At this level, historians are not disputing the veracity of the facts, but the importance or relevance to be attached to the selected facts, or the value judgments that went into their decision to highlight certain facts and brush others aside. Hence Mises argues that, “Historical understanding can never produce results which must be accepted by all men.” By contrast, scientific principles in the natural sciences are generally or universally true. When we describe gravity as scientific, we do not simply mean that most scientists “agree” with it, nor do we mean that it is a matter of opinion whether one regards gravity as significant or not.

In defending his argument that history can yield universal principles, Beer gave the example of the statement “all apples in basket b at time t are red” as one sense in which we may describe a statement as universal—he saw that as “universal in logical form” because it does not apply to just one apple in the basket or a few apples in the basket, but rather to all apples in the basket. But as Beer goes on to note, this is not, of course, what is meant by saying that scientific principles are universal. As Mises explains it, the principle that “man acts” is scientific and universal because to be human is to act. It does not merely mean that “all men in a specific place p at time t act.” A historian who sets out to describe all apples in a basket, or even all apples in multiple sets of baskets across time and location, is not involved in scientific endeavor, but is merely engaged in gathering the evidence. The evidence is not transformed into a universal scientific principle merely because it happens to apply to all the groups studied by that historian. Beer argued that this weakness—limitation to the particular time and place of the evidence actually studied—could be corrected by ensuring that the statement reflects what he calls “nomological universality”:

...to be a law, a statement must not only be universal in logical form, but also free of such local reference. Or to put the matter more positively, all predicates, it is said, must be “purely qualitative.”

Thus, he regards history as a “science,” or at least science-like, when, to use his example, he examines apples in baskets multiple times and places to derive principles that are generally true about apples. Thus, for example, if we derived a statement such as “there are red apples in different continents around the globe, and such apples are found to subsist across several different centuries” that would be “qualitative”—it describes apples without confining the observation to time and place, and “could be corroborated in a very wide variety of space-time contexts.” It is certainly true that the red apple is ubiquitous. But that is still a descriptive point concerning the available evidence.
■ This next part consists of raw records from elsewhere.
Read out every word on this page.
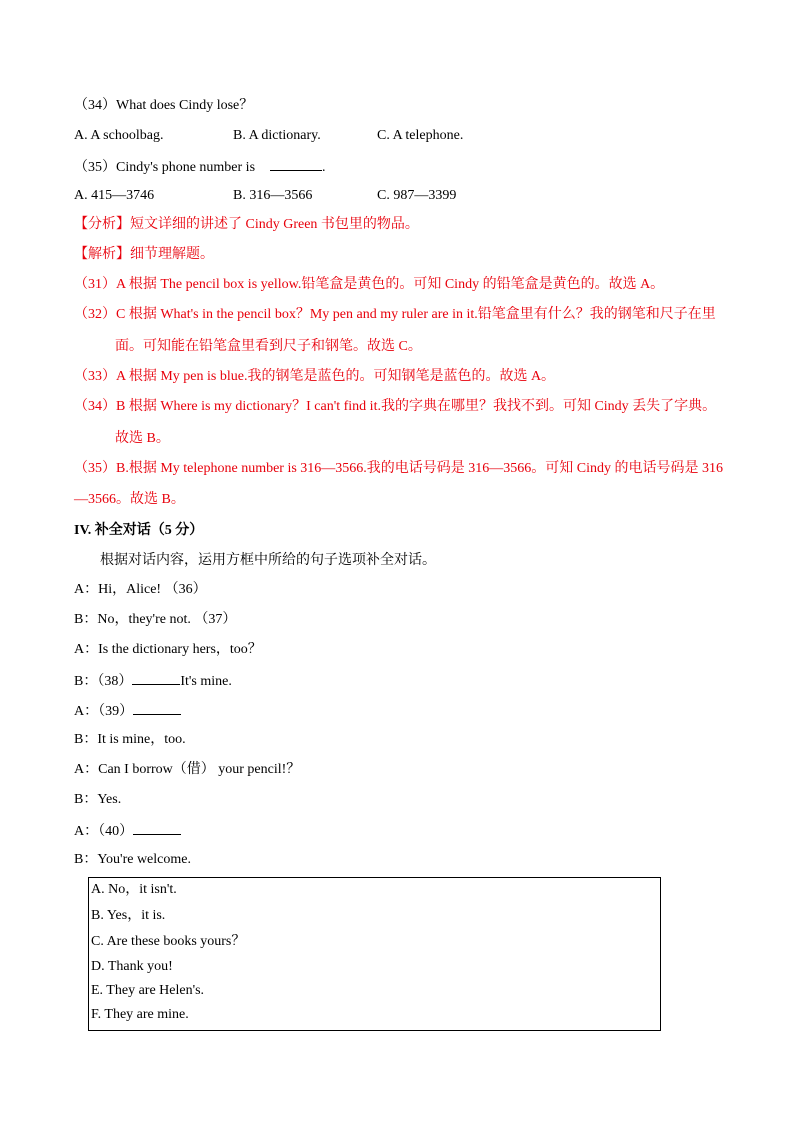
（34）What does Cindy lose？
A. A schoolbag.	B. A dictionary.	C. A telephone.
（35）Cindy's phone number is	.
A. 415—3746	B. 316—3566	C. 987—3399
【分析】短文详细的讲述了 Cindy Green 书包里的物品。
【解析】细节理解题。
（31）A 根据 The pencil box is yellow.铅笔盒是黄色的。可知 Cindy 的铅笔盒是黄色的。故选 A。
（32）C 根据 What's in the pencil box？My pen and my ruler are in it.铅笔盒里有什么？我的钢笔和尺子在里
面。可知能在铅笔盒里看到尺子和钢笔。故选 C。
（33）A 根据 My pen is blue.我的钢笔是蓝色的。可知钢笔是蓝色的。故选 A。
（34）B 根据 Where is my dictionary？I can't find it.我的字典在哪里？我找不到。可知 Cindy 丢失了字典。
故选 B。
（35）B.根据 My telephone number is 316—3566.我的电话号码是 316—3566。可知 Cindy 的电话号码是 316
—3566。故选 B。
IV. 补全对话（5 分）
根据对话内容，运用方框中所给的句子选项补全对话。
A：Hi，Alice! （36）
B：No，they're not. （37）
A：Is the dictionary hers，too？
B：（38）	It's mine.
A：（39）
B：It is mine，too.
A：Can I borrow（借） your pencil!？
B：Yes.
A：（40）
B：You're welcome.
A. No，it isn't.
B. Yes，it is.
C. Are these books yours？
D. Thank you!
E. They are Helen's.
F. They are mine.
The fact that red apples are ubiquitous is interesting information and a potentially comforting thing to know—if you go on a global tour you can reasonably expect to be able to find apples wherever you are—but that does not make it a scientific principle comparable to Newton’s laws of motion.

Historians can certainly shed light on human nature by describing events that apply generally to groups of people, or mass phenomena, across time and place, what Beer called “the analytic and generalizing historian,” but this does not mean historical conclusions derived in that way are scientifically and objectively true. The evidence still requires to be put into the context of other explanatory factors. Observing human action at the level of groups obscures a wide range of human activity which does not fit within the group trait under observation. As the distinguished historian Clyde Wilson has argued, “History is not a mathematical calculation or scientific experiment but a vast drama of which there is always more to be learned.”